Une méthode innovante d’analyse du génome de Wolbachia développée à l’échelle de l’individu
Dans le but de mieux comprendre le rôle de la bactérie endosymbiotique dans la transmission des agents pathogènes et de disséquer les mécanismes moléculaires sous-jacents, une équipe internationale associant des scientifiques de l’Inra, du Cirad, du CEA, des Universités de Montpellier, Chicago et Vanderbilt ont réalisé des analyses métagénomiques2 de moustiques qui ont permis de reconstruire les génomes de la bactérie Wolbachia par une approche innovante. En effet, pour la première fois, ils ont obtenu des séquences de Wolbachia à partir d’ovaires de Culex pipiens collectés en France en travaillant à l’échelle de l’individu, et non de pools de moustiques, comme réalisé dans les méthodes classiques. Cette approche nouvelle a permis d’identifier de nouveaux aspects du génome de la bactérie endosymbiotique Wolbachia et de ses éléments génétiques mobiles.

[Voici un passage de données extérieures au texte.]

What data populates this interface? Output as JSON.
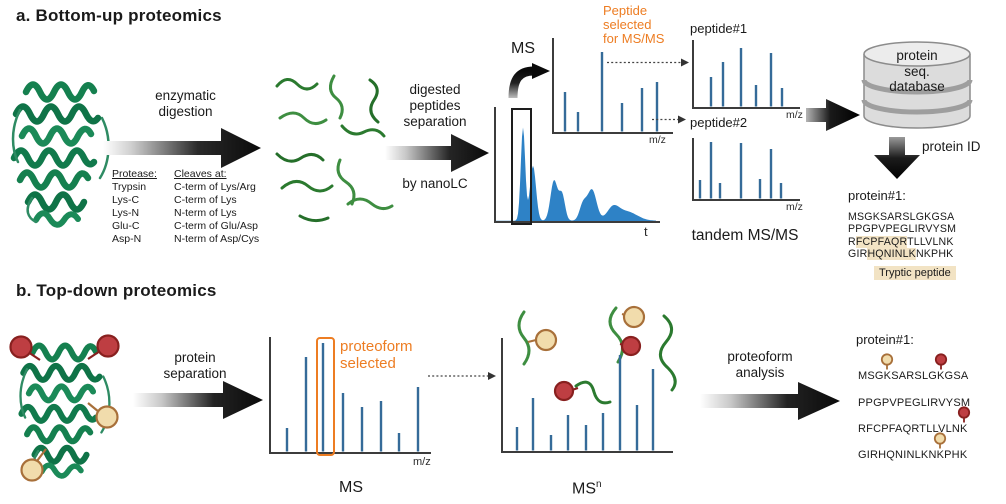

Un plasmide trouvé pour la première fois chez Wolbachia
Les analyses effectuées à partir de données de séquençage ‘short et long reads’ ont permis d’identifier un ADN circulaire, extrachromosomique, encore inconnu chez Wolbachia, nommé pWCP (Plasmid of Wolbachia in Culex pipiens). Cet anneau d’ADN possède 14 gènes et apparaît comme présent en plusieurs copies dans la bactérie, en plus de son chromosome. La recherche de pWCP a postériori, à partir de données publiées précédemment a permis de confirmer sa présence à plus large échelle dans des spécimens de Culex pipiens collectés en Afrique du Nord.
La découverte de cet ADN de type plasmidique chez Wolbachia grâce à des nouvelles approches de metagénomique permettra le développement d’un nouvel outil d’ingénierie génétique de cette bactérie. Cette découverte permettra d’acquérir de nouvelles connaissances génériques sur les mécanismes d’interactions entre la bactérie, l’insecte et les agents pathogènes qu’il transmet et plus précisément sur les mécanismes par lesquels la bactérie régule la transmission de ces agents pathogènes. Ces connaissances auront des applications directes pour la lutte biologique contre les insectes vecteurs d’agents pathogènes responsables de maladies d’importance en santé animale et humaine.